Preparing Latin America and the Caribbean for the Unpredictable

6 Oct 2018

 

What does the Black Death, World War I, and the Great Depression have in common? In economic terms, they are called Black Swans. They are risks that are devastating, unpredictable, and uninsurable. Latin America and the Caribbean (LAC) is among the riskiest regions in the world and, therefore, not immune to Black Swans. Some examples of Black Swans in LAC are earthquakes in places where they do not typically occur, for example on the east coast of Brazil in 2008, or the extreme drought in Argentina in 2018 which was the worst drought in 70 years. Additionally, LAC endures trade volatility, it is exposed to external financial shocks, and has the highest per capita rate of disasters: one event per 100,000 persons a year.

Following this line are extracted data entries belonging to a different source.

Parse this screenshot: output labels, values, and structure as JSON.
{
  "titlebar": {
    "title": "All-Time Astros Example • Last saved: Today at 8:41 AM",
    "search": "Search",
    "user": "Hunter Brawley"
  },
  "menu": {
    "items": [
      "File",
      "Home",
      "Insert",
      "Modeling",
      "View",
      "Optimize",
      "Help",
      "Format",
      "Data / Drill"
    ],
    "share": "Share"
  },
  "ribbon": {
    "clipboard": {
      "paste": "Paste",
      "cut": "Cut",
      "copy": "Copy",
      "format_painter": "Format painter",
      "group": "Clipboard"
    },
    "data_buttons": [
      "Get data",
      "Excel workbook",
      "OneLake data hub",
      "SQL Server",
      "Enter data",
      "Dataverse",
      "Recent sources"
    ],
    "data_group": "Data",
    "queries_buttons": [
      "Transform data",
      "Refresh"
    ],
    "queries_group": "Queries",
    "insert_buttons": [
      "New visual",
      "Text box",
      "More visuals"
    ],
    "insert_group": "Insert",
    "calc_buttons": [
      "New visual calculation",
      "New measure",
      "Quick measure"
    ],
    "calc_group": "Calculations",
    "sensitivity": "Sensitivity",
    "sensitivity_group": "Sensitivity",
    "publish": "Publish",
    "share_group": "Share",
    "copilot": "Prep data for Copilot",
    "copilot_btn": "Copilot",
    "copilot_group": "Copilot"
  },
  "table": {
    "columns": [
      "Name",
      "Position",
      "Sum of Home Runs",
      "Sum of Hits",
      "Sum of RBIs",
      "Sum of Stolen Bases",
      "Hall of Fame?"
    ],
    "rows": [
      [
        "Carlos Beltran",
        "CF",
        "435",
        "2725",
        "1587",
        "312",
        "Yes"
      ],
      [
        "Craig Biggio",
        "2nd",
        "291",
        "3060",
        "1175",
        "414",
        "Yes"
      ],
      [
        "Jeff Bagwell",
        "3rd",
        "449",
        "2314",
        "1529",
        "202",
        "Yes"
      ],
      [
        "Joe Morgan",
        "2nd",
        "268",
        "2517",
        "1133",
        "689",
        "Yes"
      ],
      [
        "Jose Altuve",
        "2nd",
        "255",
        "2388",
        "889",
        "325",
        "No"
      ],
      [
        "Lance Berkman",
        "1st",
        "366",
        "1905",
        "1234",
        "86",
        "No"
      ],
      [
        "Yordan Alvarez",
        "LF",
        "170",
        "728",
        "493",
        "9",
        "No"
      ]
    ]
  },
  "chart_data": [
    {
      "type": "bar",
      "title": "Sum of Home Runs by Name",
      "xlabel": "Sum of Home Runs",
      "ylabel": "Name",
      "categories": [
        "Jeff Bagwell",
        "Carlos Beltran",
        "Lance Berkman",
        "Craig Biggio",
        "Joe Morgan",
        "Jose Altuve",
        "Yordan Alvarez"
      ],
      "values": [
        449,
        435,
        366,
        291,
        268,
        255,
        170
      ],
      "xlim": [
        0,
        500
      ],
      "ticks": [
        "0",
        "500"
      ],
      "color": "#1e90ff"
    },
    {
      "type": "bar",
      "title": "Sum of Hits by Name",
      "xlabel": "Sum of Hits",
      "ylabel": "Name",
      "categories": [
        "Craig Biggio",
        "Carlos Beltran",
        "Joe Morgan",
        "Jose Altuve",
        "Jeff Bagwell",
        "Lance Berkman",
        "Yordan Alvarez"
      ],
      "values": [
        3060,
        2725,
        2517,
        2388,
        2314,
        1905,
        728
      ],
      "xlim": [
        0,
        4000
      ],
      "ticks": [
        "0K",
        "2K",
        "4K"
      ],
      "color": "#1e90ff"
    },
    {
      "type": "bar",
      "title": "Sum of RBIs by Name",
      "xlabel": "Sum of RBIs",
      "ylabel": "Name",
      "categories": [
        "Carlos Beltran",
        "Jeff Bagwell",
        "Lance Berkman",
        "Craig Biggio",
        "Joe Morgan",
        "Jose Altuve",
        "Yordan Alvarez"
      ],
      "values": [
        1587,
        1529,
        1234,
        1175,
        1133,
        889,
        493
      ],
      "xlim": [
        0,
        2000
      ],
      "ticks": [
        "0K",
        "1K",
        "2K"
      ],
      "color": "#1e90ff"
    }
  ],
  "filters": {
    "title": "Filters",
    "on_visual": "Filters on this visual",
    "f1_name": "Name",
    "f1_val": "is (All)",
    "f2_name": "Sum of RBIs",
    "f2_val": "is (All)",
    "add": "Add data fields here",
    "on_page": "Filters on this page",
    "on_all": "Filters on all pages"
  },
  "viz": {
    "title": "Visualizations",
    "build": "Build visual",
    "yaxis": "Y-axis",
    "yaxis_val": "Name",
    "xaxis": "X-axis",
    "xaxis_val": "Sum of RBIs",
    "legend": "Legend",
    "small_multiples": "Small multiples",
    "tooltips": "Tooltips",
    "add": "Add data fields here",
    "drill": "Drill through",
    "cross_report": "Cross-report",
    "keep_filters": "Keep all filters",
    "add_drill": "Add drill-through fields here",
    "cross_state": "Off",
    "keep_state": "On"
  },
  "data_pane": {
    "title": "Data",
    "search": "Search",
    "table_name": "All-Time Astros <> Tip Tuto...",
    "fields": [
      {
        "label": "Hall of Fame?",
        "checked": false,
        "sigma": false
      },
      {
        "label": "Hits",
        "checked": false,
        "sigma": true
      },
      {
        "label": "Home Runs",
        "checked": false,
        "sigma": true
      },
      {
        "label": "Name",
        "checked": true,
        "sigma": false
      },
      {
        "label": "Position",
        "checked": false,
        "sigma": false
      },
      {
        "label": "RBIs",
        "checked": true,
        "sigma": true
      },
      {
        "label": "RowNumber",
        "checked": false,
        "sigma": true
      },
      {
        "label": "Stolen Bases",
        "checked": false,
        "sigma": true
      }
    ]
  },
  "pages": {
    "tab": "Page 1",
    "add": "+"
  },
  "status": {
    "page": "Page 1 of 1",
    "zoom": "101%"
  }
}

Especially in light of the current fragile economic recovery, volatile economic environment and less optimistic prospects than expected, understanding the different types of shocks and what insurance mechanisms may be available is important to reduce vulnerability. The good news is that the region has made tremendous advances in the ability to insure against different types of risks. That is the central theme of the report of the office of the chief economist of the World Bank entitled "From Known Unkowns to Back Swans: How to Manage Risk in Latin America and the Caribbean", released today in Washington, D.C. A recent poll on Twitter shows that 77 percent of Latin Americans think that economic crises are the biggest risks that the region face, followed by 13 percent who say natural disasters are the largest threat, and 7 percent who think that the most dreadful event possible for the region is the ‘unknown’.